Xin Lian, Master’s candidate
David R. Cheriton School of Computer Science
The problem of language alignment has long been an exciting topic for Natural Language Processing researchers. Current methods for learning cross-domain correspondences at the word level rely on distributed representations of words. Therefore, the recent development in the word computational linguistics and neural language modeling has led to the development of the so-called zero-shot learning paradigm. Many algorithms were proposed to solve the bilingual alignment problem in supervised or unsupervised manners. A natural way to extend the bilingual alignment to the multilingual setting is to pick one language as a pivot to transit through. However, transiting through a pivot language assumes transitive relation among all pairs of languages, which is not enforced in the training process of bilingual tasks. Therefore, transiting through an uninformed pivot language degrades the quality of translation.

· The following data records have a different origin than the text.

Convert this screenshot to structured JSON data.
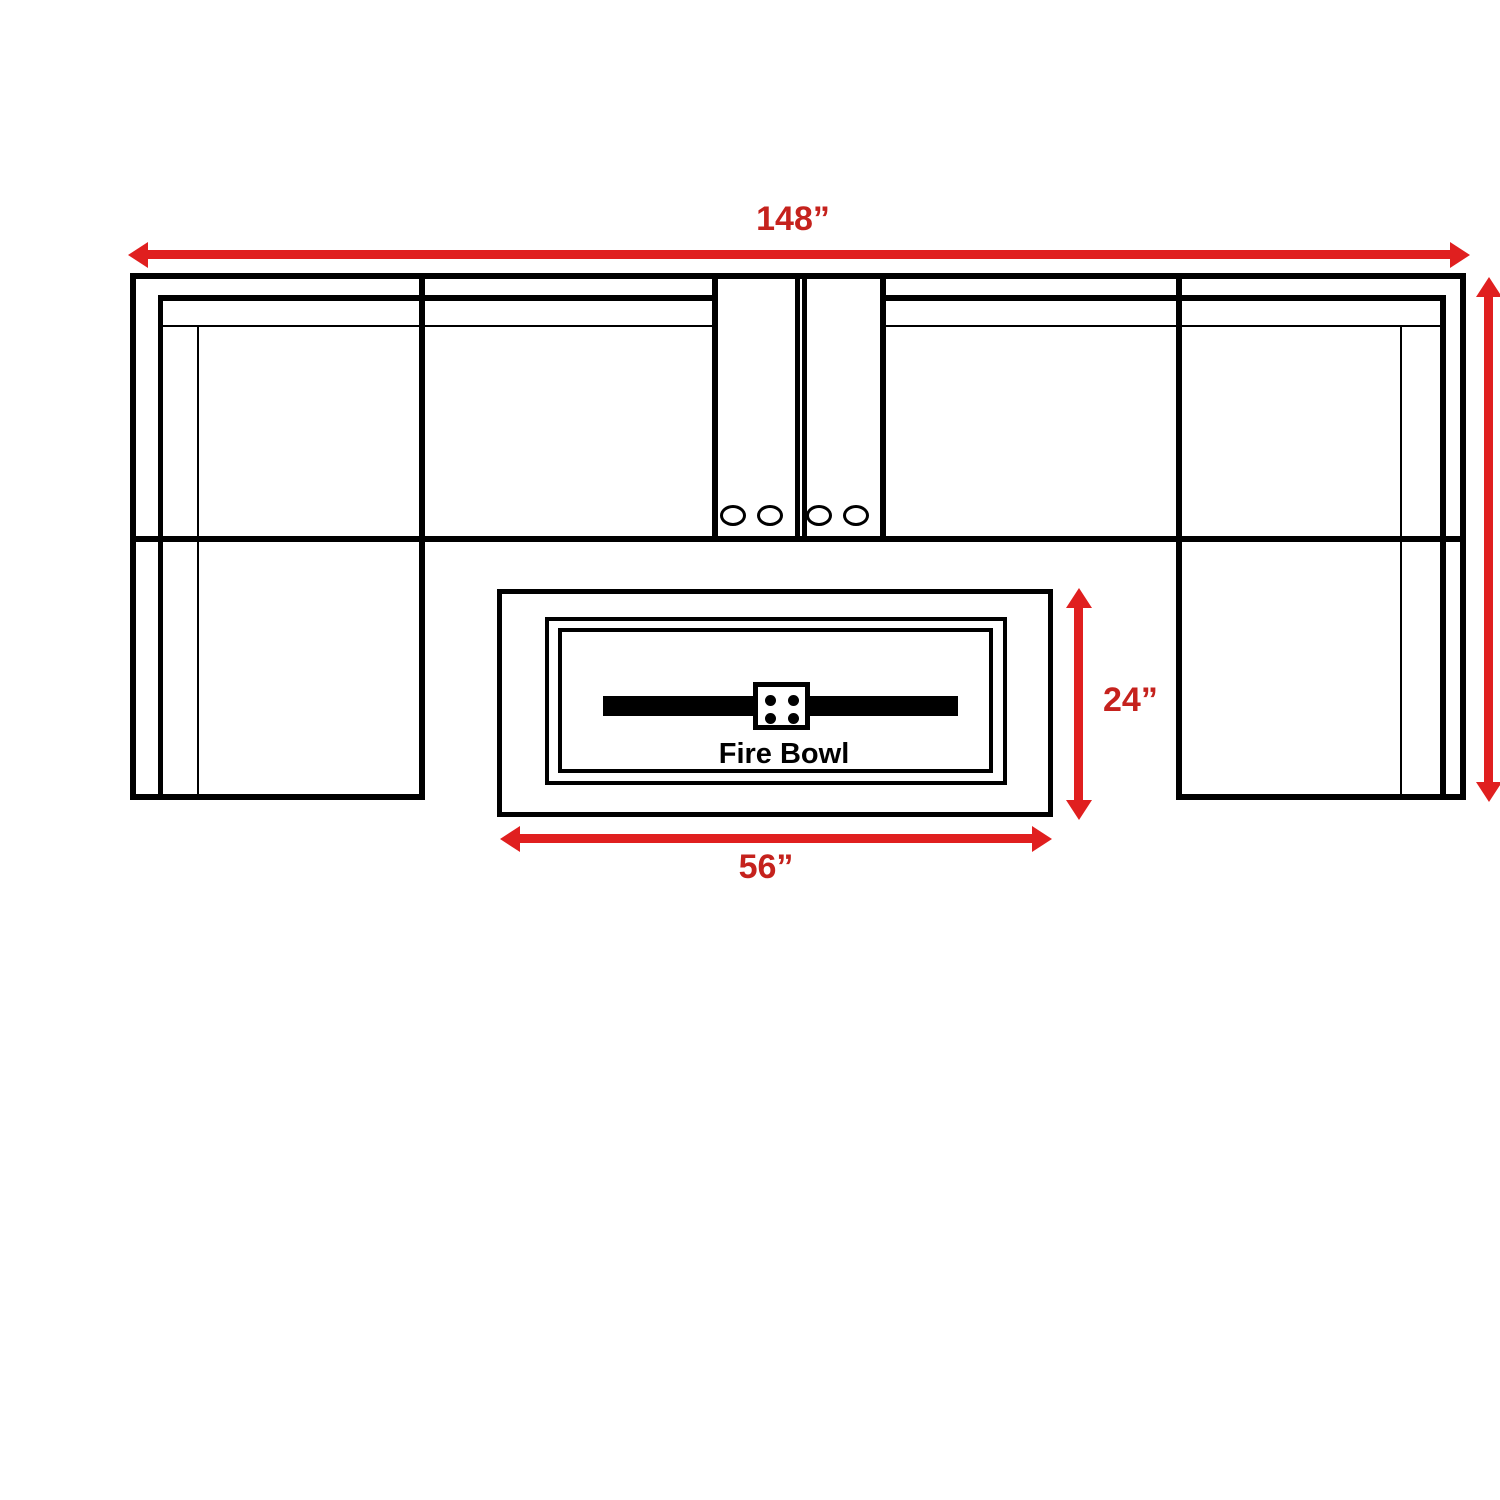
{
  "page": {
    "title": "Sectional Sofa with Fire Bowl — Dimension Diagram"
  },
  "colors": {
    "line": "#000000",
    "arrow_red": "#e01f1f",
    "label_red": "#c5221d",
    "background": "#ffffff"
  },
  "dimensions": {
    "overall_width": {
      "label": "148”"
    },
    "fire_table_depth": {
      "label": "24”"
    },
    "fire_table_width": {
      "label": "56”"
    }
  },
  "fire_table": {
    "label": "Fire Bowl"
  }
}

Motivated by the observation that using information from other languages during the training process helps improve translating language pairs, we propose a new algorithm for unsupervised multilingual alignment, where we employ the barycenter of all language word embeddings as a new pivot to imply translations. The barycenter is closely related to the joint mapping for all input languages hence encapsulates all useful information for translation. Finally, we evaluate our method by jointly aligning word vectors in 7 European languages and demonstrating noticeable improvement to the current state-of-the-art method.